Has the Registrar of Title Comply with cancellation process?

  1. The first Defendant argues that since PN. 191-023-177 is part of the customary land below high water marks, and which do not form part of PN. 191-023-176 therefore was a mistake to undergo a mutation process to create PN. 191-023-177 out from PN. 191-023-176.
  2. Having realized the process was done by mistake, the Registrar upon S. 228 (1) of the Land and Titles Act cancelled the grant and rectified the title of the Claimant under S. 229 (2) of the Land and Titles Act having satisfied it was obtained by mistake.
  3. Amidst that argument the Claimant expose that the purported cancellation did not comply with S. 228 (1) of the Act. The requirement under S. 228 legally urge the Registrar, after taking steps fit to do, bring by way of notice to a person (in here the Claimant) as shown by the register, as having interest in the land, and gave him opportunity to be heard, before he can rectify the register.
  4. The Claimant denies receiving any notice of cancellation from the Registrar. After 4 years up to January 2019, the 3rd Defendant emailed Yam and company, the Claimant’s accountants, that the grant in FTE PN. 191-023-177 had been cancelled and a new parcel created and the PE was registered in the name of the 3rd Defendant.
  5. I noted in the submissions by the Claimant, the Counsel mention notice of forfeiture. That is an over statement. In fact it should be a notice of cancellation. Further, the Claimant denied not been given opportunity to be heard.
  6. In the proviso S. 228 (1) describe that “provided it shall not be necessary to bring the rectification to the notice of any person shown in the land register ... and to give such person opportunity to be heard ...”
  7. The question to pause is it necessary for the Registrar to comply with the requirement, if so what would be his possible reasons rather than merely relying on the provision without any substance.
  8. I noted without any challenge, that none of the letters regarding the cancellation exhibited to the Registrar of Titles sworn statement was copied to the Claimant. There is no reason given why copies of these letters were not sent, and the Claimant was not invited to be heard.
  9. What apparently reflected the reality is that the Registrar had failed to comply with the requirement of S. 228 before invoking S.229 (2) of the Land and Titles Act. Such act of mismanagement, and legal administrative failure cannot be treated as in formal matters or minimal or trivial in nature and assume will have no adverse effect on the Claimant, that is absolutely a wrong perception.
  10. The Claimant had acquired the land in good faith; it paid necessary fees and premium. As a result of the purported cancellation, the Claimant had lost its property without being compensated, or even ever thought of by the Registrar. Certainly it affected its interest and cancelled any development plan the Claimant intended to pursue on the land.
  11. I agree the land below high water mark may be customary land and need a different process to acquire it. However a diligent Commissioner could have identified the right process and made initial decisions as to what right process to apply.
  12. Nevertheless, after realizing the mistake, the Registrar ought to have complied with the law, as to how it would inform the Claimant about the mistake it had committed and remedy by money value if possible. I must therefore declare the Claimant must benefit out of the Defendant’s failure. Also declare the action taken by the first Defendant to cancel FTE in PN. 191-023-177 was unlawful.

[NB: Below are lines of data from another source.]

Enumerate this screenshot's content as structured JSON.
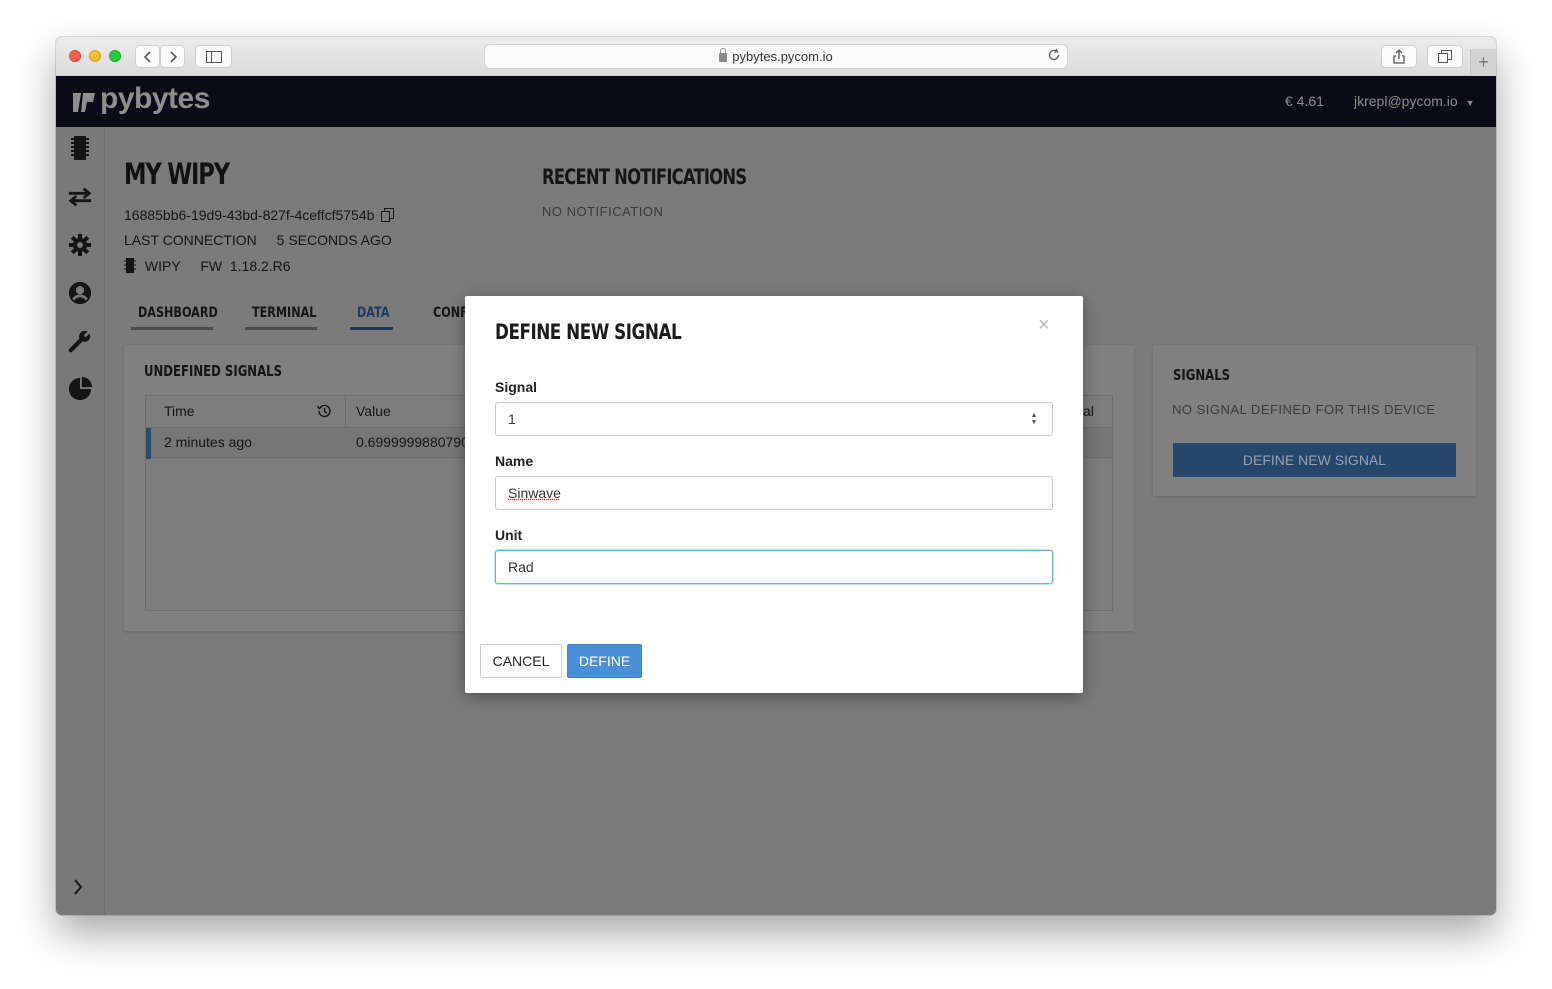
{
  "browser": {
    "url": "pybytes.pycom.io",
    "back_icon": "chevron-left-icon",
    "forward_icon": "chevron-right-icon",
    "sidebar_icon": "sidebar-toggle-icon",
    "reload_icon": "reload-icon",
    "share_icon": "share-icon",
    "tabs_icon": "tabs-icon",
    "new_tab_icon": "plus-icon"
  },
  "header": {
    "logo": "pybytes",
    "balance": "€ 4.61",
    "user": "jkrepl@pycom.io"
  },
  "sidebar": {
    "items": [
      {
        "icon": "device-chip-icon"
      },
      {
        "icon": "transfer-arrows-icon"
      },
      {
        "icon": "gear-icon"
      },
      {
        "icon": "user-icon"
      },
      {
        "icon": "wrench-icon"
      },
      {
        "icon": "pie-chart-icon"
      }
    ],
    "expand_icon": "chevron-right-icon"
  },
  "device": {
    "name": "MY WIPY",
    "id": "16885bb6-19d9-43bd-827f-4ceffcf5754b",
    "last_connection_label": "LAST CONNECTION",
    "last_connection_value": "5 SECONDS AGO",
    "type": "WIPY",
    "firmware": "FW  1.18.2.R6"
  },
  "notifications": {
    "title": "RECENT NOTIFICATIONS",
    "empty": "NO NOTIFICATION"
  },
  "tabs": [
    {
      "label": "DASHBOARD"
    },
    {
      "label": "TERMINAL"
    },
    {
      "label": "DATA",
      "active": true
    },
    {
      "label": "CONFI"
    }
  ],
  "undefined_signals": {
    "title": "UNDEFINED SIGNALS",
    "columns": [
      "Time",
      "Value",
      "al"
    ],
    "rows": [
      {
        "time": "2 minutes ago",
        "value": "0.6999999880790"
      }
    ]
  },
  "signals_panel": {
    "title": "SIGNALS",
    "empty": "NO SIGNAL DEFINED FOR THIS DEVICE",
    "button": "DEFINE NEW SIGNAL"
  },
  "modal": {
    "title": "DEFINE NEW SIGNAL",
    "close": "×",
    "signal_label": "Signal",
    "signal_value": "1",
    "name_label": "Name",
    "name_value": "Sinwave",
    "unit_label": "Unit",
    "unit_value": "Rad",
    "cancel": "CANCEL",
    "define": "DEFINE"
  },
  "colors": {
    "appbar": "#0a0b16",
    "primary": "#4a90d9",
    "overlay_gray": "#7b7b7b"
  }
}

Has the 3rd Defendant acquired PE title in PN. 191-023-190 lawful.

  1. There is no dispute the third Defendant was appointed acquisition Officer by the then Commissioner of Lands to acquire an area of the foreshore and seabed in Honiara which the Commissioner and the acquisition officer thought was customary land and was capable of being owned by anyone.
  2. The major function to perform is spell out in S.62 of the Land and Titles Act, that is to identify the customary landowners who will sell or lease the acquired land to the Commissioner of Lands.
  3. At the conclusion of his assigned function, the Acquisition Officer, who was the third Defendant and who claimed to have acquired the land, did not vest or leased to the second Defendant. Instead it was wrongly vested upon the purported landowners.
  4. As the Counsel for Crown submits, by vesting the land upon the customary landowners without requiring them to execute a lease in favour of the Commissioner of Lands, the then Commissioner of Lands had violated the purpose of Part V Division 1 of the Land and Titles Act.
  5. Further to that, the third Defendant also entered into contracts with the so called landowners, including Vincent Kurilau, where the third Defendant received payments of money and the Perpetual Estate in PN.191-023-190 in return for the services.
  6. It is clearly indicated and accepted that the Commissioner of Lands and the Acquisition Officer had violated the purpose for the acquisition processes.
  7. If it was the government’s desire to acquire the so called customary land for public purposes, then both the Acquisition Officer and the Commissioner of Lands ought to comply with Part V, Division 1, of the Land and Titles Act.
  8. By appointing an agent, an Acquisition Officer to perform the functions on behalf of the principle, the Commissioner of Lands under Part V Division 1, of the Land and Titles Act must be complied with strictly.
  9. The Counsel for the third Defendant exposes his clients stand point, but has failed or silent about the irregularity result of the determination by and the action of the third Defendant. Basically he is concern about the fact that there was no appeal, or that the Commissioner of Lands has yet to challenge the determination and the action of the 3rd Defendant.
  10. To put the records in order, the Commissioner of Lands had never been a party to the acquisition process, but a principle who hired the third Defendant to perform work on his behalf. As such an appeal cannot be expected from the Commissioner of Lands. But as a principle he can decide on what is best in the situation, acknowledging the fact that the whole entire acquisition process was invalid, according to the Crown’s submissions. A dead end decision should be made there and then to finalize the end of the acquisition process.
  11. The best option after some consideration is for the rectification of the register in favor of the Claimant of the FTE in Parcel No. 191-023-190 on the ground for mistake. The reason is that it is a fair approach as far as the circumstances of this case is concern. The second reason is that the above PE parcel number, on record is current. Thirdly to expose that the full acquisition process is invalid as the Council for the Attorney General describe.

Orders.

  1. That the register be rectified in favour of the Claimant of the FTE in Parcel No. 191-023-190 on the ground of mistake.
  2. That the PE in PN. 191-023-190 in the name of the third Defendant be converted into FTE and be granted to the Claimant by the second Defendant, the Commissioner Lands.
  3. Cost of this hearing be paid by the all the Defendants to the Claimant.